Zudem sah sie wirklich phantastisch aus. Sie war zwar eher ein kleiner Mensch, aber sie hatte einen sehr wohlproportionierten Körper, einen schönen vollen Busen und ein makelloses Madonnengesicht. Das dunkle, beinahe schwarze Haar, die helle Haut und die leuchtend grüngrauen Augen unter den geschwungenen dunklen Brauen verliehen ihr einen ganz besonderen Liebreiz. Und zu Anfang fand ich die Vorstellung, dass mein Freund seinen Arbeitstag in der ständigen Gegenwart dieser kleinen Sexbombe verbringt, ehrlich gesagt äußerst beunruhigend. Aber meine Sorgen waren ganz überflüssig. Sie flirtete zwar ziemlich viel, fand ich, aber ansonsten war Clarissa einfach ein tolles Mädchen, und für sie gab es nur Alexander, ihren Freund. Von daher machte ich mir um sie keine weiteren Sorgen. Außerdem liebte Chris ja sowieso nur mich.
Arbeit war Arbeit, aber unsere Freizeit verbrachten wir meistens zusammen, meistens zu Hause, bei ihm oder bei mir. Wir lagen auf dem Bett, wir machten uns was Schönes zu essen, wir guckten DVD, tranken Wein, schmusten rum und knutschten heftig. Und hatten immer ganz ganz ganz viel Sex.

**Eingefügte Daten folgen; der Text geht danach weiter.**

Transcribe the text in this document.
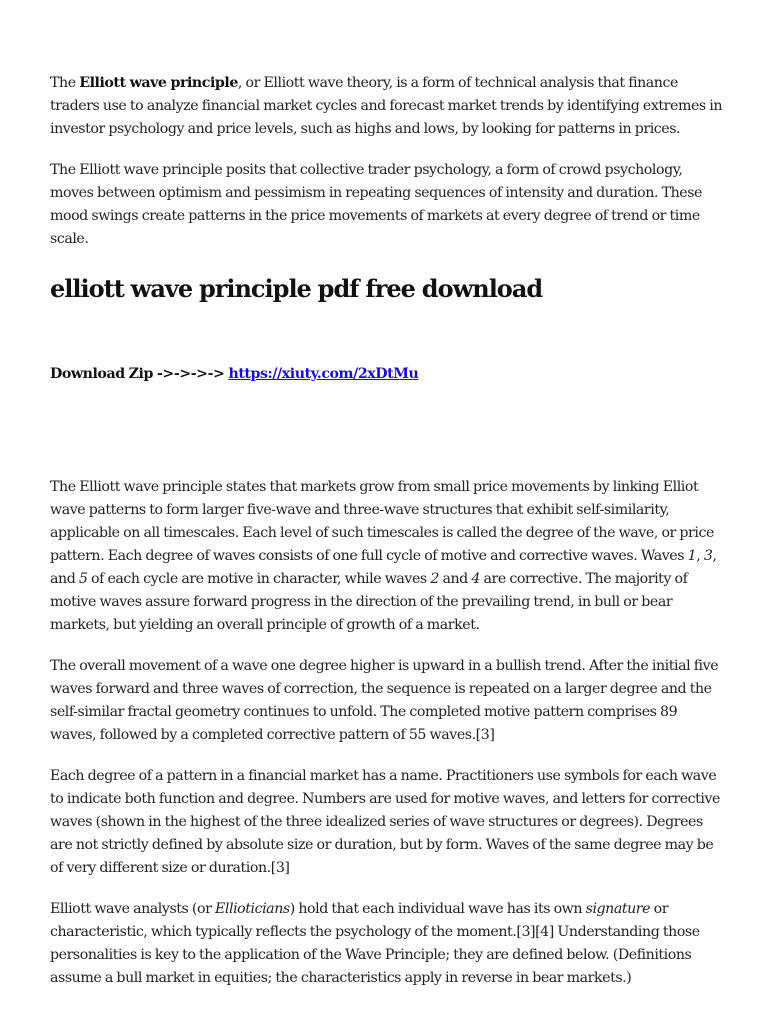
The Elliott wave principle, or Elliott wave theory, is a form of technical analysis that finance traders use to analyze financial market cycles and forecast market trends by identifying extremes in investor psychology and price levels, such as highs and lows, by looking for patterns in prices.

The Elliott wave principle posits that collective trader psychology, a form of crowd psychology, moves between optimism and pessimism in repeating sequences of intensity and duration. These mood swings create patterns in the price movements of markets at every degree of trend or time scale.

elliott wave principle pdf free download

Download Zip ->->->-> https://xiuty.com/2xDtMu

The Elliott wave principle states that markets grow from small price movements by linking Elliot wave patterns to form larger five-wave and three-wave structures that exhibit self-similarity, applicable on all timescales. Each level of such timescales is called the degree of the wave, or price pattern. Each degree of waves consists of one full cycle of motive and corrective waves. Waves 1, 3, and 5 of each cycle are motive in character, while waves 2 and 4 are corrective. The majority of motive waves assure forward progress in the direction of the prevailing trend, in bull or bear markets, but yielding an overall principle of growth of a market.

The overall movement of a wave one degree higher is upward in a bullish trend. After the initial five waves forward and three waves of correction, the sequence is repeated on a larger degree and the self-similar fractal geometry continues to unfold. The completed motive pattern comprises 89 waves, followed by a completed corrective pattern of 55 waves.[3]

Each degree of a pattern in a financial market has a name. Practitioners use symbols for each wave to indicate both function and degree. Numbers are used for motive waves, and letters for corrective waves (shown in the highest of the three idealized series of wave structures or degrees). Degrees are not strictly defined by absolute size or duration, but by form. Waves of the same degree may be of very different size or duration.[3]

Elliott wave analysts (or Ellioticians) hold that each individual wave has its own signature or characteristic, which typically reflects the psychology of the moment.[3][4] Understanding those personalities is key to the application of the Wave Principle; they are defined below. (Definitions assume a bull market in equities; the characteristics apply in reverse in bear markets.)
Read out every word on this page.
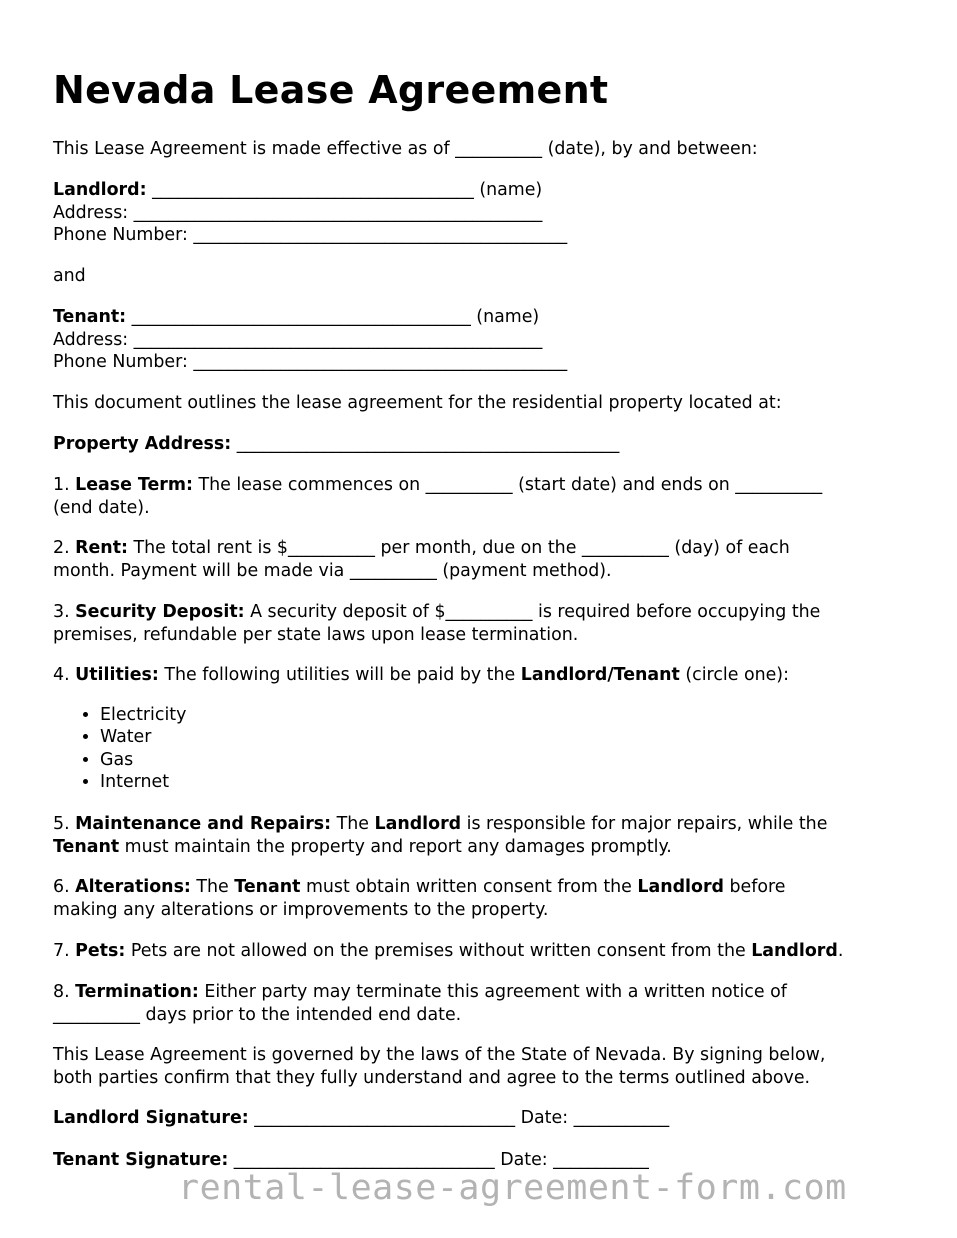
Nevada Lease Agreement
This Lease Agreement is made effective as of __________ (date), by and between:
Landlord: _____________________________________ (name)
Address: _______________________________________________
Phone Number: ___________________________________________
and
Tenant: _______________________________________ (name)
Address: _______________________________________________
Phone Number: ___________________________________________
This document outlines the lease agreement for the residential property located at:
Property Address: ____________________________________________
1. Lease Term: The lease commences on __________ (start date) and ends on __________
(end date).
2. Rent: The total rent is $__________ per month, due on the __________ (day) of each
month. Payment will be made via __________ (payment method).
3. Security Deposit: A security deposit of $__________ is required before occupying the
premises, refundable per state laws upon lease termination.
4. Utilities: The following utilities will be paid by the Landlord/Tenant (circle one):
• Electricity
• Water
• Gas
• Internet
5. Maintenance and Repairs: The Landlord is responsible for major repairs, while the
Tenant must maintain the property and report any damages promptly.
6. Alterations: The Tenant must obtain written consent from the Landlord before
making any alterations or improvements to the property.
7. Pets: Pets are not allowed on the premises without written consent from the Landlord.
8. Termination: Either party may terminate this agreement with a written notice of
__________ days prior to the intended end date.
This Lease Agreement is governed by the laws of the State of Nevada. By signing below,
both parties confirm that they fully understand and agree to the terms outlined above.
Landlord Signature: ______________________________ Date: ___________
Tenant Signature: ______________________________ Date: ___________
rental-lease-agreement-form.com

Natürlich gingen wir auch viel aus, klar, waren auf Partys oder auf dem Kiez oder in der Schanze. Im Sommer fuhren wir an den Wochenenden manchmal an die Ostsee und schauten dann meistens auch bei Gini vorbei, die jetzt zusammen mit ihrem Freund Tobi in unserer alten Wohnung wohnte.
Als ich Chris das erste Mal nach Kiel mitbrachte, konnte ich es kaum erwarten, mit Gini unter vier Augen zu reden, weil ich war natürlich superneugierig zu erfahren, was sie von meinem tollen neuen Freund hielt.
"Und? Was sagst du?"
"Joo'a", meinte Gini. "Ganz lecker."
"Sieht er nicht traumhaft aus?"
"Na klar", sagte Gini grinsend. "Warst du vielleicht schon mal mit jemand zusammen, der nicht traumhaft aussah?"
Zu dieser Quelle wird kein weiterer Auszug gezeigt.